I love Rat-style Fuzzstortion pedals of all shapes and sizes really, and cannot help myself when a new tweakable (multi-knob) version comes along - seeing as the classic Rat pedals have only limited tweakability courtesy of just the regular Distortion | Filter | Volume dials.


Midphoria Fixed Wah (Fixed Wah Booster with Clean Blend) - £110

This pedal was under heavy consideration when I acquired my Dunlop/MXR Crybaby Q-Zone Fixed Wah. In the end I went for the Q-Zone by virtue of its slightly more tweakable controls. That being said, the Midphoria is an excellent proposition too and it could have gone either way really.


Sändare Dynamic V2 Overdrive (Low to Medium Overdrive) - £115

Originally this pedal was named the 'Satellite', so you could say that this new version is in fact the V3 of this pedal - which I see as Magnetic Effects sort of Klon Klone / Organic / Translucent / Transparent - whatever you want to call it neutral Low-to-Medium gain Overdrive. The new version has an additional mini 'Voice' dial - a core Tone dial / EQ Shift as such for defining the major frequency focus. The pedal also has an internal voltage doubler for 18V high-headroom playback. I will definitely be getting one of these in the near future.


Solar Bender V3 Fuzz (Germanium + Silicon Tone Bender MKII Fuzz Clone) - £115

With its new 3-position Bass response toggle switch, this brings the Solar Bender into direct competition with that other flagship Tone Bender -style pedal - Basic Audio's Scarab Deluxe. I have several Tone Bender style fuzzes, but these two are my most versatile really.


White Atom V3 Fuzz (Flagship Hybrid Germanium + Silicon Fuzz) - £125

And finally the Flagship Fuzz that attracted me to Magnetic Effects in the first place - this splits the V2 'Tone' control out into separate Bass and Treble dials for even more tweakability. I had long been considering acquisition of this fuzz - courtesy of inspiration from Nick Jaffe, the additional degree of tweakability was the trigger point for me - which led down this particular acquisition trail.


Final Thoughts

I have 3 ostensibly 'Fuzz Pedal Brands' where I own 5 or 6 pedals from each - Basic Audio, Skreddy and now Magnetic Effects. Even though another UK company - Fredric Effects has a far greater range of pedals, there's something about Magnetic Effects that draws me more to that side of things.

 

These pedals look and sound truly great, and are very reasonable on the pocket. I'm always fascinated to bear witness to patterns of behaviour and what draws someone more to one thing over another - when there is a huge variety available out there, and often at a keener price.

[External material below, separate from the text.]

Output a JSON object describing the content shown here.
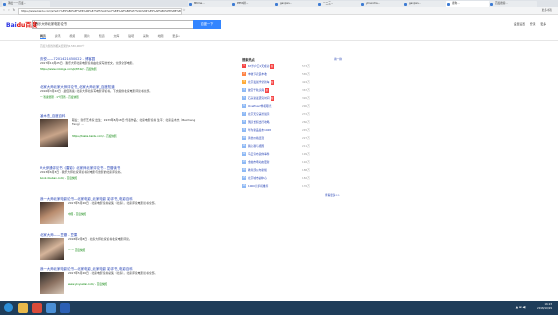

Mick and Dan of That Pedal Show talk about the 'Ear' of the pedal-maker - leading Mick to pretty much love everything that Michael Fuller produces (Fulltone) and Dan to love all of Mike Piera's output (Analog.Man). So you could say that in this instance I am a keen fan of Messrs John Lyons, Marc Ahlfs and Christian Livingstone! This does not mean I will necessarily snap up anything and everything by those creators - but I will check out everything they release and look forward to forthcoming confections.

 

When you become a fuzz-fan, things become so nuanced - as I have several pedals each of the key varieties, but they all exhibit different behavioural characteristics, and do in fact sound significantly distinctly different to warrant my owning all of them! That said I have circa 70 compact fuzzes to date, and around 10 each of Mini and Medium/Large - so I will be slowing down my fuzz-pedal-acquistion after the end of this '2018 Year of Fuzz'!